Mobile websites are the storefronts, handshake and hello of the modern world. They are the first impression a customer has of a business. If a site is drab, uninspiring or poorly designed, potential customers are going to have that view of your company.
On the other hand, if it is vivid, engaging and aesthetically pleasing, those same people will transfer those positive impressions onto your organisation.
User experience (UX) is the critical differentiator when crafting mobile sites. It allows brands to build a relationship with consumers and deliver the content and capabilities needed to complete tasks efficiently. Given the importance of mobile sites, due to the increased levels of mobile traffic and spend, how can brands build mobile sites that drive revenue and build stronger customer relationships?
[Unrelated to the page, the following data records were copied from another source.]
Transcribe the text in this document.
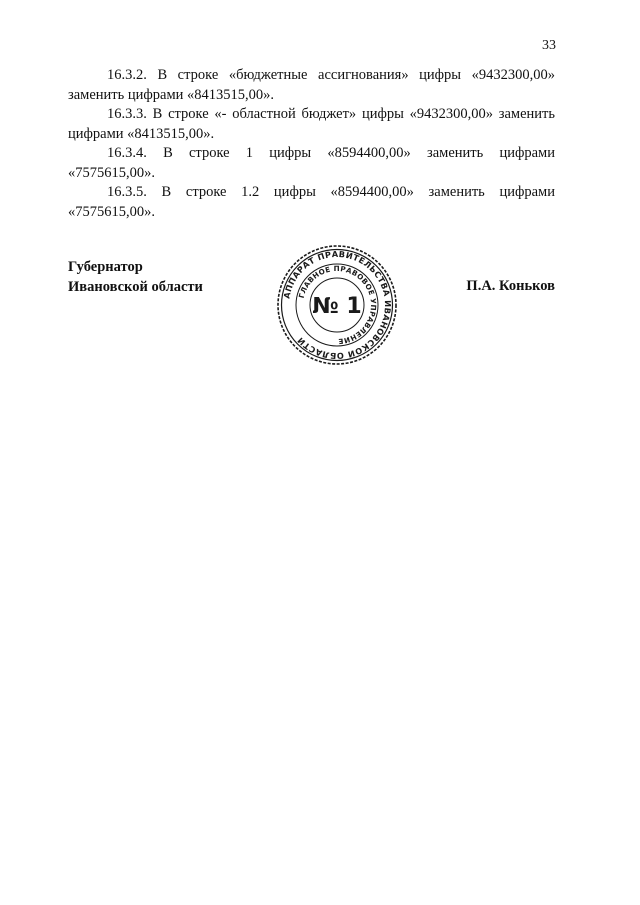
33

16.3.2. В строке «бюджетные ассигнования» цифры «9432300,00» заменить цифрами «8413515,00».

16.3.3. В строке «- областной бюджет» цифры «9432300,00» заменить цифрами «8413515,00».

16.3.4. В строке 1 цифры «8594400,00» заменить цифрами «7575615,00».

16.3.5. В строке 1.2 цифры «8594400,00» заменить цифрами «7575615,00».

Губернатор
Ивановской области
АППАРАТ ПРАВИТЕЛЬСТВА ИВАНОВСКОЙ ОБЛАСТИ
ГЛАВНОЕ ПРАВОВОЕ УПРАВЛЕНИЕ
№ 1
П.А. Коньков
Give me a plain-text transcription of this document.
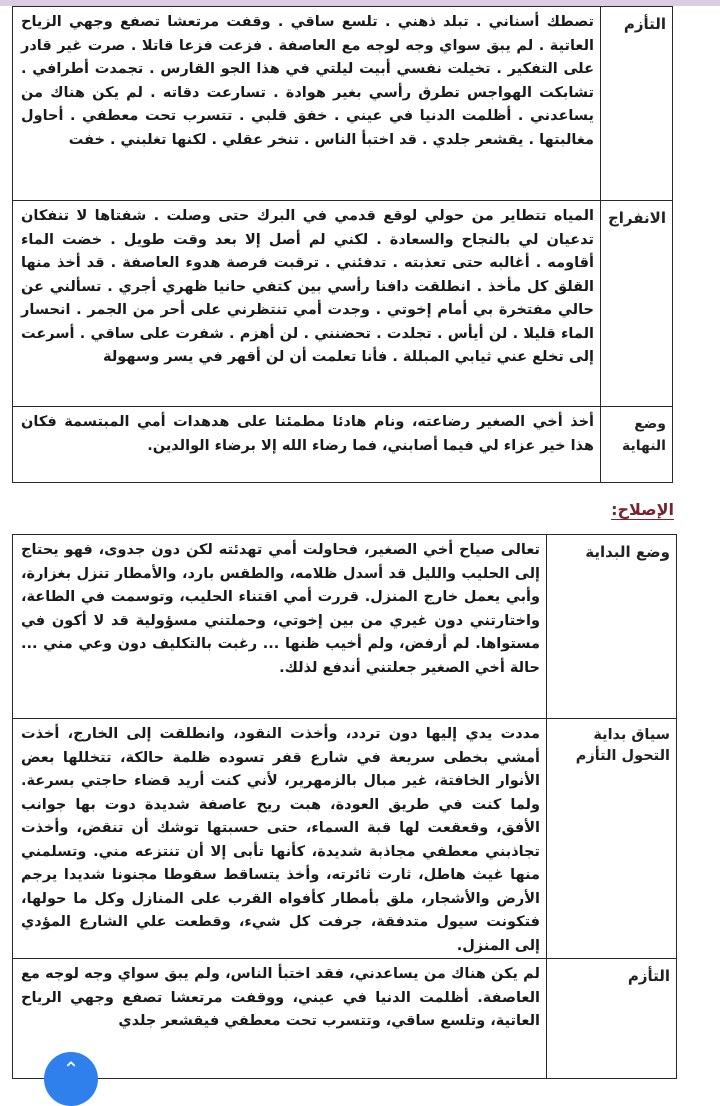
التأزم		تصطك أسناني . تبلد ذهني . تلسع ساقي . وقفت مرتعشا تصفع وجهي الزياح العاتية . لم يبق سواي وجه لوجه مع العاصفة . فزعت فزعا قاتلا . صرت غير قادر على التفكير . تخيلت نفسي أبيت ليلتي في هذا الجو القارس . تجمدت أطرافي . تشابكت الهواجس تطرق رأسي بغير هوادة . تسارعت دقاته . لم يكن هناك من يساعدني . أظلمت الدنيا في عيني . خفق قلبي . تتسرب تحت معطفي . أحاول مغالبتها . يقشعر جلدي . قد اختبأ الناس . تنخر عقلي . لكنها تغلبني . خفت
الانفراج		المياه تتطاير من حولي لوقع قدمي في البرك حتى وصلت . شفتاها لا تنفكان تدعيان لي بالنجاح والسعادة . لكني لم أصل إلا بعد وقت طويل . خضت الماء أقاومه . أغالبه حتى تعذبته . تدفئني . ترقبت فرصة هدوء العاصفة . قد أخذ منها القلق كل مأخذ . انطلقت دافنا رأسي بين كتفي حانيا ظهري أجري . تسألني عن حالي مفتخرة بي أمام إخوتي . وجدت أمي تنتظرني على أحر من الجمر . انحسار الماء قليلا . لن أيأس . تجلدت . تحضنني . لن أهزم . شفرت على ساقي . أسرعت إلى تخلع عني ثيابي المبللة . فأنا تعلمت أن لن أقهر في يسر وسهولة
وضع النهاية		أخذ أخي الصغير رضاعته، ونام هادئا مطمئنا على هدهدات أمي المبتسمة فكان هذا خير عزاء لي فيما أصابني، فما رضاء الله إلا برضاء الوالدين.
الإصلاح:
وضع البداية	تعالى صياح أخي الصغير، فحاولت أمي تهدئته لكن دون جدوى، فهو يحتاج إلى الحليب والليل قد أسدل ظلامه، والطقس بارد، والأمطار تنزل بغزارة، وأبي يعمل خارج المنزل. قررت أمي اقتناء الحليب، وتوسمت في الطاعة، واختارتني دون غيري من بين إخوتي، وحملتني مسؤولية قد لا أكون في مستواها. لم أرفض، ولم أخيب ظنها ... رغبت بالتكليف دون وعي مني ... حالة أخي الصغير جعلتني أندفع لذلك.
سياق بداية التحول التأزم	مددت يدي إليها دون تردد، وأخذت النقود، وانطلقت إلى الخارج، أخذت أمشي بخطى سريعة في شارع قفر تسوده ظلمة حالكة، تتخللها بعض الأنوار الخافتة، غير مبال بالزمهرير، لأني كنت أريد قضاء حاجتي بسرعة. ولما كنت في طريق العودة، هبت ريح عاصفة شديدة دوت بها جوانب الأفق، وقعقعت لها قبة السماء، حتى حسبتها توشك أن تنقض، وأخذت تجاذبني معطفي مجاذبة شديدة، كأنها تأبى إلا أن تنتزعه مني. وتسلمني منها غيث هاطل، ثارت ثائرته، وأخذ يتساقط سقوطا مجنونا شديدا يرجم الأرض والأشجار، ملق بأمطار كأفواه القرب على المنازل وكل ما حولها، فتكونت سيول متدفقة، جرفت كل شيء، وقطعت علي الشارع المؤدي إلى المنزل.
التأزم	لم يكن هناك من يساعدني، فقد اختبأ الناس، ولم يبق سواي وجه لوجه مع العاصفة. أظلمت الدنيا في عيني، ووقفت مرتعشا تصفع وجهي الرياح العاتية، وتلسع ساقي، وتتسرب تحت معطفي فيقشعر جلدي
⌃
The proliferation of mobile devices means context is incredibly important when attempting to understand mobile and multichannel stores. This means understanding the who, what, when, where and why of people accessing the mobile store.
People are now accessing information from a multitude of devices, jumping from screen to screen, and they want this experience to be seamless. Good UX should be invisible to the user, satisfying their needs without them knowing; even if the explosion of mobile technology is making the context challenge ever harder.
When building your mobile site, recognising passage of usage is critical. This can come in a variety of forms, including using different devices simultaneously, continuing a journey across them or beaming a display onto another display. In order for this to be implemented on a mobile site successfully, designers need to consider the contextual path of the user’s journey, which is not a simple science.
During the design process of a mobile site, it’s vital to remember that “the medium is the message.” In other words, how the content is carried plays a vital role in how a mobile site’s message is received. This is especially interesting with the range of new wearable technology being released, such as Google Glass, and this is going to shape contextual design to come.
The availability and amount of technology in our lives has exploded and we now live in an “always on” environment. A study by Nokia in 2013 showed that an individual looks at their smartphone over 150 times a day, while recent research revealed that the first thing the majority of 18-44 year olds look at when they wake up is their phone.
With all this noise in both technology and everyday life, it is vital that when mobile sites are designed there is order and sanity in the interface. Businesses across the world are realising the importance of stripping back the unnecessary. Consider recent developments in graphic design by companies like Apple. Its latest update to iOS championed “flat design”, with superfluous embellishments being removed to improve usability and satisfaction.
John Maeda, the graphic designer and computer scientist, said that “simplicity is about subtracting the obvious and adding the meaningful”. This means it’s not about simplifying for the sake of it, it’s about going through processes to ensure nothing needed is lost. Business and a mobile store can suffer if a customer’s choice is saturated, as this increases decision making time, when the experience should be seamless.
Design is about curating an experienc ands ensuring people aren’t bombarded with choice, but instead guided gently around your mobile site.
Keeping it consistent
It can be very difficult to present a wholly unified storefront across multiple channels. A key in achieving this is going through a best practice checklist to ensure everything is consistent. This varies from language, tone and quality, all the way through to treatment and placement of visual items on a site.
The reason for this is simple: users simply don’t like inconsistency. They expect a sense of unity from a brand and, when this is lacking, it erodes their faith in the product and experience. Effectively, a lack of UX consistency adds to a cognitive load, making the brain work harder than it should have to which leads to a negative customer experience.
If users don’t have to relearn controls or interact with the site in a different way across channels they will have a much more positive experience.
This is all about making a site look good. First impressions are vital, as people really do judge a book by its cover. If they enter a mobile site and it’s poorly formatted, they are going to associate the site with a sense of shoddiness. In the early days of the internet, mobile sites were very much about functionality, but user expectations in today’s market are on a different level.
Achieving this involves following the basic principles of imagery design, including contrast, location, size and colour. What constitutes a successful design is open to trends and personal opinion, but that doesn’t make it something that should be disregarded for functionality. The key is a balance.
Good design should reflect both the brand and intention of the product, yet shouldn’t occur at the expense of functionality. This type of design delivers a positive emotional response from users, making them more likely to return to the site and purchase a product.
Taking the time
UX is the conduit between the consumer and company. It impacts and influences every interaction a user has with your brand or product. With the internet and technology industry moving at a lightning-fast rate, businesses need to be there for their customers, across every channel and across every device. Mobile should lead the way in keeping you at the top of the tree and, focusing on the four aforementioned areas, context, simplicity, consistency and aesthetics, will allow you to not only stay up-to-date with the industry, but lead the way in the future.